Turnbull-Jackson v Hibiscus Coast Municipality and Others

 Case No.  Lower Court Judgments  Hearing Date
 CCT 104/13 KwaZulu-Natal High Court, 26 Sep. 2012 
4 Feb. 2014

By Michael Dafel on 27 January 2014

This matter arises out of a decision of the Hibiscus Coast Municipality to approve building plans submitted by Pearl Star Investments who seeks to develop their property for commercial gain.  Adjacent to the developer’s property is Mr Turnbull-Jackson’s property.  Mr Turnbull-Jackson is aggrieved by the approval of the building plans as he alleges that the building will cut off his ocean view causing his property value to decrease.

Mr Turnbull-Jackson sought to have the approved building plans set aside in the Pietermaritzburg High Court on various grounds.  The application was unsuccessful, and the Supreme Court of Appeal refused leave to appeal.

In the Constitutional Court, Mr Turnbull-Jackson forwards five grounds for setting aside the building plans.

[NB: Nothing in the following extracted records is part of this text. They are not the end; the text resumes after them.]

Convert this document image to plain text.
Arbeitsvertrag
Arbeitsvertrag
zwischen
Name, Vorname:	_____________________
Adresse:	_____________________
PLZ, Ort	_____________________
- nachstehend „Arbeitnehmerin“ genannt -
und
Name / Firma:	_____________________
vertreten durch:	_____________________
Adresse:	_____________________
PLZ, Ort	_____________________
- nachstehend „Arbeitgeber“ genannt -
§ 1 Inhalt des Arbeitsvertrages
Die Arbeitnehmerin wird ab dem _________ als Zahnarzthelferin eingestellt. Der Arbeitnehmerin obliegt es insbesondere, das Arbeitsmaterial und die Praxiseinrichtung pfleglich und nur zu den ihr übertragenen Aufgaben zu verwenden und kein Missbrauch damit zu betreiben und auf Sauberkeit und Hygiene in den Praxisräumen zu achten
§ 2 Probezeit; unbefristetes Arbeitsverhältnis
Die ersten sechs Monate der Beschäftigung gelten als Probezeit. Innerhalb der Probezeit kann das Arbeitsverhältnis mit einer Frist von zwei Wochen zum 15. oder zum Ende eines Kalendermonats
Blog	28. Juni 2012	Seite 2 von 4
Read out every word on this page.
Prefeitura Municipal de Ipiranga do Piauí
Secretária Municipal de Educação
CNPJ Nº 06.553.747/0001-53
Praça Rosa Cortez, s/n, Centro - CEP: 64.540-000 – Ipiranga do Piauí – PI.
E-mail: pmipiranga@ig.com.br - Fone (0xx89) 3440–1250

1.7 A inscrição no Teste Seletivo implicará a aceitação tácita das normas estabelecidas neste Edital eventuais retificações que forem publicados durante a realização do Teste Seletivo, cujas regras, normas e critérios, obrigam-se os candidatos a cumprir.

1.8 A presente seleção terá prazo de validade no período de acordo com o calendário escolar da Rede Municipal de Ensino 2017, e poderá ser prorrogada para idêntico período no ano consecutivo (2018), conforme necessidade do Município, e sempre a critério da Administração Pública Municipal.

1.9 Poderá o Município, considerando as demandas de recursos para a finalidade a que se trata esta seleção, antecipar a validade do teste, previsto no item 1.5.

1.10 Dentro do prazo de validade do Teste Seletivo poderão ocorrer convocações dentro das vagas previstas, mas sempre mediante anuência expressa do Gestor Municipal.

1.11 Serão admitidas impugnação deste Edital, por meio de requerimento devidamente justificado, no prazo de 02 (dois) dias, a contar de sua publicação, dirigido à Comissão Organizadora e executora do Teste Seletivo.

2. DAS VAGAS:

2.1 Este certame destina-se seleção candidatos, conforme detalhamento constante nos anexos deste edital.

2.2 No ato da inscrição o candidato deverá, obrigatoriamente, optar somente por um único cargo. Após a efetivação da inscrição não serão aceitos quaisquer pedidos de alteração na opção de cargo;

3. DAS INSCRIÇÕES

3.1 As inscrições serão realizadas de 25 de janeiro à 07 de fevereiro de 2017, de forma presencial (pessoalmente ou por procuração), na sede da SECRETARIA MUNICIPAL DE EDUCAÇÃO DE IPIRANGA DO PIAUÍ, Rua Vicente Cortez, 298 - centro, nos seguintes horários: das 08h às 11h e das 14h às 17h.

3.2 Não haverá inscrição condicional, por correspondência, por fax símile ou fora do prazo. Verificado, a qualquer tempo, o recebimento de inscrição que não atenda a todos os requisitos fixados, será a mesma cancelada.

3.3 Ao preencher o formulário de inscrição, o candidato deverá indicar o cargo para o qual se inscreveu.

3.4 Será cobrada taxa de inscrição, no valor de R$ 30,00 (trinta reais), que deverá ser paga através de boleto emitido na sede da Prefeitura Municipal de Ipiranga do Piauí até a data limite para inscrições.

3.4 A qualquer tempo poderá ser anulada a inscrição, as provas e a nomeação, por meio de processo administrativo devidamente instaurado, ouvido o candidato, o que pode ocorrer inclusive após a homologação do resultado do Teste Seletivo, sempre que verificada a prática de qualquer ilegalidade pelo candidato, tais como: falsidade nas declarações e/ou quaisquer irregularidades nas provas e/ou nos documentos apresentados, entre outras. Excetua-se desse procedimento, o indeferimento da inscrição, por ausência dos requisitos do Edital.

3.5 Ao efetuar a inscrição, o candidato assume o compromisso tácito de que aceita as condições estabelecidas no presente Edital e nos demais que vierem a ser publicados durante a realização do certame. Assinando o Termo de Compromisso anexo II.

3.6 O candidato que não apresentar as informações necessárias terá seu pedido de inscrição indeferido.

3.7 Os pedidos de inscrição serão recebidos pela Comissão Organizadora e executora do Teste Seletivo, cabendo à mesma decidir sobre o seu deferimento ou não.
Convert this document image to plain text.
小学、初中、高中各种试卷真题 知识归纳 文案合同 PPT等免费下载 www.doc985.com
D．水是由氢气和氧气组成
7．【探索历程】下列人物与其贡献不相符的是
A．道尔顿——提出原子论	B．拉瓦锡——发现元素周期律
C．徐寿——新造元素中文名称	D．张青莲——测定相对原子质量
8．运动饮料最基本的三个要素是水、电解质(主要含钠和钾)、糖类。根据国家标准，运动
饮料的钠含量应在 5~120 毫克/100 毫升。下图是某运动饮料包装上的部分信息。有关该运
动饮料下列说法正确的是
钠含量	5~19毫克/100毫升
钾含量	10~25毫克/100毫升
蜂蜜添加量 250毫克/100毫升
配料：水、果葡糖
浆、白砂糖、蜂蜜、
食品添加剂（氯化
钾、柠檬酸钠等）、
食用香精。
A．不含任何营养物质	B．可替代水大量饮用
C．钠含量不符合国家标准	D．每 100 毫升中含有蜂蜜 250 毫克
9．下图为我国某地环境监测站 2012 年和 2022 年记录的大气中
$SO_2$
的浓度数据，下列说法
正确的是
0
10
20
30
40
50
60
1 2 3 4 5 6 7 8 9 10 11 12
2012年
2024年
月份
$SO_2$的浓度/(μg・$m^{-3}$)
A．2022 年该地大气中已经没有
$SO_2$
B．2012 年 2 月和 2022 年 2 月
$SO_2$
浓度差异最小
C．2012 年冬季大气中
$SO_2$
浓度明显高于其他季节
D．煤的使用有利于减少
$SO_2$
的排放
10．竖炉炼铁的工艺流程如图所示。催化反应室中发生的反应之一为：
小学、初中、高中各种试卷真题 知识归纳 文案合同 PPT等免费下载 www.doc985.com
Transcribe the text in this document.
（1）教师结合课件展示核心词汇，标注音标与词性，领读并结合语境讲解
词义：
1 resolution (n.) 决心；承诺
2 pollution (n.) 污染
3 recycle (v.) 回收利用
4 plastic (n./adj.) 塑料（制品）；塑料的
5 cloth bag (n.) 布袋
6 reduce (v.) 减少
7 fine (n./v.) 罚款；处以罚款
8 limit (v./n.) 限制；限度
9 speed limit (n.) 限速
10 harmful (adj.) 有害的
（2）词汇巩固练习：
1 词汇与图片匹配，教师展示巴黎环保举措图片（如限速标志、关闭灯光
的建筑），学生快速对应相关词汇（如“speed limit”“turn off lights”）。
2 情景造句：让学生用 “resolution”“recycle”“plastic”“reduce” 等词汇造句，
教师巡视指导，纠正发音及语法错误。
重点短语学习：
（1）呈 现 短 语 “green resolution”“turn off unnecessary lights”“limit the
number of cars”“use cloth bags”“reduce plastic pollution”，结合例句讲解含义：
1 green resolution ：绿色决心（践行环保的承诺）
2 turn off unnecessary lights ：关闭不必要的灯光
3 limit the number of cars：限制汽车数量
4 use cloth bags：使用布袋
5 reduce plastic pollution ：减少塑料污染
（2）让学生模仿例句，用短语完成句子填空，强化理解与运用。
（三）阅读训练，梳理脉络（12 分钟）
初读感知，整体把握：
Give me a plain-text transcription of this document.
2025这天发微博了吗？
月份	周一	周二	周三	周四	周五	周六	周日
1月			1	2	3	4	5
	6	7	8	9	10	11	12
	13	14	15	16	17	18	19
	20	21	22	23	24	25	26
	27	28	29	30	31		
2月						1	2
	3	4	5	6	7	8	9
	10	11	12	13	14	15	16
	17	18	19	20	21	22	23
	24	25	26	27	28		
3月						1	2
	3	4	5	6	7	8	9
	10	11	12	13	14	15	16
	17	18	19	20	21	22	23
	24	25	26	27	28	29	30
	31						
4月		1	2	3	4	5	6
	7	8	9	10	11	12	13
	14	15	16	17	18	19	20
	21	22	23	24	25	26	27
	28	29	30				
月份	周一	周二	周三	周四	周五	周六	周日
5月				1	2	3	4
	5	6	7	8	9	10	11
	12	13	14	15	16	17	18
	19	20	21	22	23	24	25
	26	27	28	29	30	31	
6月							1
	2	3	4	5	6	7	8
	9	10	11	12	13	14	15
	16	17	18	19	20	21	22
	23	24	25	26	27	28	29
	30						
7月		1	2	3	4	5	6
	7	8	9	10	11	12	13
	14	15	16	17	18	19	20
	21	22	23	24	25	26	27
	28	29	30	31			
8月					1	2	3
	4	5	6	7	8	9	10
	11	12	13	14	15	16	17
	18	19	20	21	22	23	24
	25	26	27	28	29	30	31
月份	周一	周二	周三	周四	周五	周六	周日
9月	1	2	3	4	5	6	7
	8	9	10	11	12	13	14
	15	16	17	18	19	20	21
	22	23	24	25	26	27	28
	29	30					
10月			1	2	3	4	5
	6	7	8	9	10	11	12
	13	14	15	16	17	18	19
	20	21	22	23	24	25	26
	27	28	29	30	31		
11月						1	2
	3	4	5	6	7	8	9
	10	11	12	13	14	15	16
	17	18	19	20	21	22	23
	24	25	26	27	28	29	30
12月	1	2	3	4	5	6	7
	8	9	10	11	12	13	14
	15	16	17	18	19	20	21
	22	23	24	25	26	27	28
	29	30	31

First, the final approver of the building plans at the Municipality had to recuse himself from the decision as he was biased. Mr Turnbull-Jackson contends that the approver’s decision was ‘not logically connected to the documents’ submitted for review and the only conclusion that can be drawn was that the approver was not impartial.  In support of this argument, it is alleged that some sort of cover-up story was created by the Municipality to hide the fact that it was the approver who made the decision.  Citing the legal test for bias, namely that the person apprehending the bias and the apprehension itself must be reasonable, the Municipality argues that this claim must fail.  The facts do not support a suspicion of bias, and the sources relied upon by Mr Turnbull-Jackson are ‘bizarre’.

Second, the approver was not entitled to refer to external sources of information in making his decision to approve the plans.  This contention relates primarily to the fact that the approver had authorized plans on the same property two years earlier.  Mr Turnbull-Jackson is aggrieved that information obtained during that process was considered in the application of the new building plans.  The Municipality argues that it is inevitable that an administrative decision-maker will take into account a variety of information in making a decision, and this information is not limited to the documents submitted.  In any event, the law requires administrators to take in account all information that is material to a decision.

Third, the law is not clear, due to conflicting SCA and Constitutional Court decisions, on who must prove a disqualifying factor in terms of section 7(1)(b)(ii) of the Building Standards Act.  A disqualifying factor is a characteristic that automatically prevents the approval of the building plans.  The High Court in this matter found that it is the objector who must prove the disqualifying feature.  Mr Turnbull-Jackson submits that if this is the case, then he should have been entitled to make representations during the decision making process.  The Municipality acknowledges a potential conflict in legal opinion on this issue, but argue that it makes no difference in this case as the more preferential standard to Mr Turnbull-Jackson, namely that the Municipality must be positively satisfied, was met in this case.

Fourth, the Building Control Officer’s (BCO) recommendation, which serves as the approver’s ‘primary source of information’, were in this matter faulty as it contained incorrect and contradictory information.  The Municipality argues that the recommendation in this case complies with the law and that it furthermore reveals that all relevant information was considered by the BCO.

Last, the approver’s decision to accept the plans usurped the power of the High Court.  Mr Turnbull-Jackson and the property developer entered into an agreement in which the developer undertook not to submit plans to the Municipality until the High Court had determined certain issues relating another proposed building.  The Municipality was not part of that agreement, and the Municipality therefore argues that it is not precluded from reviewing building plans submitted.  Moreover, a municipality may not ‘contract out’ of its statutory obligations.

The property developer also contests these allegations on similar grounds.  On the last ground, the property developer submits that this issue had been rendered moot as fresh proceedings were instituted.

It bears mentioning that there are seemingly significant disputes of fact between the parties which could possibly impact the outcome of this case.   The Constitutional Court has therefore ordered the parties to indicate where the factual contestations lie.